Bild: So cool, dass man ihn sogar als Strumpfhose tragen kann
Dublin taz | „Menschen unter 30 lieben Corbyn. Aber er ist ihnen nicht
wichtig genug, um ihre faulen Ärsche hochzukriegen und ihn zu wählen.“ Mit
diesen Worten hatte die Huffington Post vor der Wahl einen anonymen
Tory-Kandidaten zitiert.
Er hat sich geirrt.
Viele junge Briten trugen sich zum ersten Mal ins Wahlregister ein, um
wählen zu können. Um Jeremy Corbyn wählen zu können.
Sie bescherten Corbyns Labour-Partei ein nicht erwartetes Ergebnis: 261
Sitze holte sie, das sind 32 mehr als bei den Wahlen 2015. Der
Stimmenanteil kletterte von 31 auf 40 Prozent. Zum Vergleich: Tony Blair
hatte bei seinem zweiten Wahlsieg auch nur 41 Prozent erhalten.
Dabei hatte man Corbyn längst als Totengräber der Labour Party
abgeschrieben. Seine eigenen Abgeordneten hatten eine verheerende
Wahlniederlage erwartet, sie wollten ihn und sein linkes Wahlprogramm
einmotten und die Partei auf den rechten Weg zurückführen.

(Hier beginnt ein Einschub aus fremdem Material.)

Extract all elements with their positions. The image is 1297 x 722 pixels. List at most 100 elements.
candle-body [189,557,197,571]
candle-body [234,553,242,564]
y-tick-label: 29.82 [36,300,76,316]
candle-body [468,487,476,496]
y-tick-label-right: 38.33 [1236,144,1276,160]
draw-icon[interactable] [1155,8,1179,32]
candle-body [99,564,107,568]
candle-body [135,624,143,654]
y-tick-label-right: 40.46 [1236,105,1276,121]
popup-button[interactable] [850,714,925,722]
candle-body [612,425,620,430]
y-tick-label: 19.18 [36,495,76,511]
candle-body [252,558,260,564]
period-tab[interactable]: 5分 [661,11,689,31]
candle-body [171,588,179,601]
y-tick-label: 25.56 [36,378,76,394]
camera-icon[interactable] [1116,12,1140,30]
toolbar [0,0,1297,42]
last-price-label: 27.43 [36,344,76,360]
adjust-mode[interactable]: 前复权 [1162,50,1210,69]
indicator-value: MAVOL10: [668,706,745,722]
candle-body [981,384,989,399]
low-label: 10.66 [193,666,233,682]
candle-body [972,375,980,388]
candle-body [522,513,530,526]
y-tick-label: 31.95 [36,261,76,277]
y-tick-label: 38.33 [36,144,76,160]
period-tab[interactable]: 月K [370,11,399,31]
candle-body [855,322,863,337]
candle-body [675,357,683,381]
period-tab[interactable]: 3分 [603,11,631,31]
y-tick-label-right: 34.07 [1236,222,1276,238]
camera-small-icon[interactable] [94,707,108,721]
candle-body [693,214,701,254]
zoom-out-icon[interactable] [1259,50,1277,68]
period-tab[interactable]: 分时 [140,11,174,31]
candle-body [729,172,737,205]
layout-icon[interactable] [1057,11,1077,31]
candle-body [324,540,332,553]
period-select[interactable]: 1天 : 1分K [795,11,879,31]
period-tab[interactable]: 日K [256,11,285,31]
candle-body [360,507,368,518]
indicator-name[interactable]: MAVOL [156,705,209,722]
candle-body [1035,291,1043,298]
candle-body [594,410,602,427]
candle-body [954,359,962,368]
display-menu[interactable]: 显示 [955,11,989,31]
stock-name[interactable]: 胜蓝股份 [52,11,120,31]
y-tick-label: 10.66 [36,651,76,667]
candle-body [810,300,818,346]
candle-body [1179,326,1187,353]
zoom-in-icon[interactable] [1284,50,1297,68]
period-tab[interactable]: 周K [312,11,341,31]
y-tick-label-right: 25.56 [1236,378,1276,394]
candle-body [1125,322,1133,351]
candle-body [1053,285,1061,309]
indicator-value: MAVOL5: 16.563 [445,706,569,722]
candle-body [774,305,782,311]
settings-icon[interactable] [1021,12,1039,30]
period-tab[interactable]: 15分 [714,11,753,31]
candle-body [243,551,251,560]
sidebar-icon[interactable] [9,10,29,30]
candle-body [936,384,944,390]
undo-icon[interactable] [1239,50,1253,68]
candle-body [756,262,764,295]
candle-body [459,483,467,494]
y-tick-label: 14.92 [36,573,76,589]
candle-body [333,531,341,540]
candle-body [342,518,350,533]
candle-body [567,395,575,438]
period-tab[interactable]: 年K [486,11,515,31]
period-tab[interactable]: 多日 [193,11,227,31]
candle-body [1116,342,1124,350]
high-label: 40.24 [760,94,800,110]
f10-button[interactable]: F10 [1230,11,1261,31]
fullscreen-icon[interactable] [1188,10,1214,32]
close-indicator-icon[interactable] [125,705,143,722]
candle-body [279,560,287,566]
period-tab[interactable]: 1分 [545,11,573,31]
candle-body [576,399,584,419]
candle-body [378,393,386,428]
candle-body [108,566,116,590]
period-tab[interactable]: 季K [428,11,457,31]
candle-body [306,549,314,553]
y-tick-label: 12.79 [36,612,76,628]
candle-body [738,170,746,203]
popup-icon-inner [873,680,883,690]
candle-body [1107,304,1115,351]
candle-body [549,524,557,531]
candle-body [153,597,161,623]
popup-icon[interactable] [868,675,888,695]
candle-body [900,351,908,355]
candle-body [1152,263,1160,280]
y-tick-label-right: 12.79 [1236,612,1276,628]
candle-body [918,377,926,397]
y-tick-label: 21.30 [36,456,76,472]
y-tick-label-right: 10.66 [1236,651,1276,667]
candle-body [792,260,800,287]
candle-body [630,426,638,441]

## Anstand und Ehrlichkeit
Doch Jeremy Corbyn überraschte alle. Und obwohl er ein 68-jähriger
altmodischer Marxist mit Schrebergarten sei, erscheine er cooler als
Kandidaten, die halb so alt seien wie er, analysiert die junge Journalistin
Rhiannon Lucy Cosslett im Guardian. Ihre Generation habe die Nase voll von
Tories, die vom kostenlosen Studium profitiert haben und als Politiker dann
die Studiengebühren saftig erhöhten, sodass sich Studierende langfristig
verschulden müssen.
Aus diesem Grund hat Labour so gut in den Universitätsstädten
abgeschnitten. In Cambridge zum Beispiel hatte der Labour-Kandidat 2015
knapp, mit 1 Prozentpunkt Vorsprung, vor den Liberalen Demokraten gesiegt.
Diesmal waren es 23 Prozent.
Doch es sind nicht nur junge Briten, die für Corbyn stimmten. Es sind auch
ältere Menschen, die unter der Austeritätspolitik der Tories leiden. Es
sind die Wähler der rechtspopulistischen United Kingdom Independence Party
(Ukip), die nicht – wie erwartet – zu den Tories übergelaufen sind, sondern
massenhaft zu Labour zurückkehrten. Corbyn kommt bei ihnen allen an, weil
er Anstand und Ehrlichkeit ausstrahlt.
Er habe zudem auf persönliche Beleidigungen verzichtet. „Er ist stets
freundlich aufgetreten und auf die Menschen zugegangen, wozu May von Natur
aus nicht in der Lage ist“, schreibt Rhiannon Lucy Cosslett. Die Tories
haben den Fehler gemacht, ihre Wahlkampagne auf Theresa May zuzuschneiden.
## Corbyns radikales Wahlprogramm
Außer dem Daily Mirror waren dennoch sämtliche Tageszeitungen bis zum
Schluss für May und vehement gegen Corbyn. Selbst der Guardian, der
halbherzig zur Wahl von Labour aufrief, hatte immer wieder feindselige und
oft gehässige Artikel im Blatt, seit Corbyn zum Labour-Chef gewählt wurde.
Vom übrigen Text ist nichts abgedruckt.